The planet is getting warmer in catastrophic ways. And fear may be the only thing that saves us.


The age of climate panic is here. Last summer, a heat wave baked the entire Northern Hemisphere, killing dozens from Quebec to Japan. Some of the most destructive wildfires in California history turned more than a million acres to ash, along the way melting the tires and the sneakers of those trying to escape the flames. Pacific hurricanes forced three million people in China to flee and wiped away almost all of Hawaii’s East Island.

We are living today in a world that has warmed by just one degree Celsius (1.8 degrees Fahrenheit) since the late 1800s, when records began on a global scale. We are adding planet-warming carbon dioxide to the atmosphere at a rate faster than at any point in human history since the beginning of industrialization.

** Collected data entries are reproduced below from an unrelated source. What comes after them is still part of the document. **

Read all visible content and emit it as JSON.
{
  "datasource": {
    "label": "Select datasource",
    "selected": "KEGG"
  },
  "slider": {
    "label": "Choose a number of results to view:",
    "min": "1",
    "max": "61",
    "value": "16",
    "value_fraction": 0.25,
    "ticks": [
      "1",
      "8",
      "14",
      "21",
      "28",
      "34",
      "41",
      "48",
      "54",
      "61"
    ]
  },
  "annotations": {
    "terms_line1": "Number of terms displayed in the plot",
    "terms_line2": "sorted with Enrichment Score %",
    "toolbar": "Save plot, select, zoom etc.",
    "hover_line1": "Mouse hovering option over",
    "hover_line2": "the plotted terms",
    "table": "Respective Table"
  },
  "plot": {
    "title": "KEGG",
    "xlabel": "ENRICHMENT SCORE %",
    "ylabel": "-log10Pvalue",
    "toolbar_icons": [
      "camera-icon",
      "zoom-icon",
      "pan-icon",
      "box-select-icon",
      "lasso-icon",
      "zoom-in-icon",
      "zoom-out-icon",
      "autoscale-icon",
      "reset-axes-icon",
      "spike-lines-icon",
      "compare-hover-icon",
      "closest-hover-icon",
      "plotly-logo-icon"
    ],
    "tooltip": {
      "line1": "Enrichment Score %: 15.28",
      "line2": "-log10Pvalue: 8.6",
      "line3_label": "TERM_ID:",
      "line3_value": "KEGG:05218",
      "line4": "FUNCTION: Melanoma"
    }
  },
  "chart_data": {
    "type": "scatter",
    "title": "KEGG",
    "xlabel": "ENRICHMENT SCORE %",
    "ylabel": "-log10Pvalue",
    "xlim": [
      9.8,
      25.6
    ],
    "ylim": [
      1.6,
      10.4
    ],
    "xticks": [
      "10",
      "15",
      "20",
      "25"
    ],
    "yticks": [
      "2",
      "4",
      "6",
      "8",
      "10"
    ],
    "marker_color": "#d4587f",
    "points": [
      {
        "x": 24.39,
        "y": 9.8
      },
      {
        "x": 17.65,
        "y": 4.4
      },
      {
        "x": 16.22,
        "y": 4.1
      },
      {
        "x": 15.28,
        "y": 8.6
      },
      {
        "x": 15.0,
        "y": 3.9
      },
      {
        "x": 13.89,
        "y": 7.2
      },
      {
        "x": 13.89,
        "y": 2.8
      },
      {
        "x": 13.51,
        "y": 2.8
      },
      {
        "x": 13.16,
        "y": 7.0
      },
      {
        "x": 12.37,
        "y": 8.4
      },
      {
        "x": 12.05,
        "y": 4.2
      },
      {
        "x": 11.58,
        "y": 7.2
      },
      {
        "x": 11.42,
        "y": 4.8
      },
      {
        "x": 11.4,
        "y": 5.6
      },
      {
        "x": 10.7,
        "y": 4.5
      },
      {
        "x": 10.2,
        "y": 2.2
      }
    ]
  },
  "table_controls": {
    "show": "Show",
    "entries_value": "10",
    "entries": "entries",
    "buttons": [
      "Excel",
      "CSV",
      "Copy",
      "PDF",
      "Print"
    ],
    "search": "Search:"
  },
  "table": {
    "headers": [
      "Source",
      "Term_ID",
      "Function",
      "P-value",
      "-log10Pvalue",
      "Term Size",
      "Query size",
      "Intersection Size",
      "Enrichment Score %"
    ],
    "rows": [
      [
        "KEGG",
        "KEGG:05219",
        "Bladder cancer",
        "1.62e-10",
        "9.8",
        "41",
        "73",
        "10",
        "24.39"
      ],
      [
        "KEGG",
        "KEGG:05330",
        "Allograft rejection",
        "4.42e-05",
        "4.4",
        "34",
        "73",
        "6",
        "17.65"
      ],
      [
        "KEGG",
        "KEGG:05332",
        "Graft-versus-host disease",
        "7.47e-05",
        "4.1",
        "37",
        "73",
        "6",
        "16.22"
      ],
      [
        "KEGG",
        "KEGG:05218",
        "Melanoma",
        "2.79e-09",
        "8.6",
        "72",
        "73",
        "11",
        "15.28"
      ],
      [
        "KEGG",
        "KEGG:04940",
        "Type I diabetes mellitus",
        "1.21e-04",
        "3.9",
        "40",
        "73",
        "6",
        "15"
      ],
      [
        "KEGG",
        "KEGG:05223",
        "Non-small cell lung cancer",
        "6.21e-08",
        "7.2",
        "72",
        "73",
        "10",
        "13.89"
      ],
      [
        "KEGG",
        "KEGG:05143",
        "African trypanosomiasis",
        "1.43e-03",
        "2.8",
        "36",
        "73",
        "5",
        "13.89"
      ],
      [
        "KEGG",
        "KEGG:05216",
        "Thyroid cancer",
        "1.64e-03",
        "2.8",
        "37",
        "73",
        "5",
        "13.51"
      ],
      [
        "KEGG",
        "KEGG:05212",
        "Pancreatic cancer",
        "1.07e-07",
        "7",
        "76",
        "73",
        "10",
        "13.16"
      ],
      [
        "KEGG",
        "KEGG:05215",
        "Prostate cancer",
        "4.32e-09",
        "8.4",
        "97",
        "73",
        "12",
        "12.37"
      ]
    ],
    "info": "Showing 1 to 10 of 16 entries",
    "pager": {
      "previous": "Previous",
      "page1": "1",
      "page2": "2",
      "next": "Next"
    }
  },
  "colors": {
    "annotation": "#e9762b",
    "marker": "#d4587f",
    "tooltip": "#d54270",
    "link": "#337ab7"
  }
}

In October, the United Nations Intergovernmental Panel on Climate Change released what has become known as its “Doomsday” report — “a deafening, piercing smoke alarm going off in the kitchen,” as one United Nations official described it — detailing climate effects at 1.5 and two degrees Celsius of warming (2.7 and 3.6 degrees Fahrenheit). At the opening of a major United Nations conference two months later, David Attenborough, the mellifluous voice of the BBC’s “Planet Earth” and now an environmental conscience for the English-speaking world, put it even more bleakly: “If we don’t take action,” he said, “the collapse of our civilizations and the extinction of much of the natural world is on the horizon.”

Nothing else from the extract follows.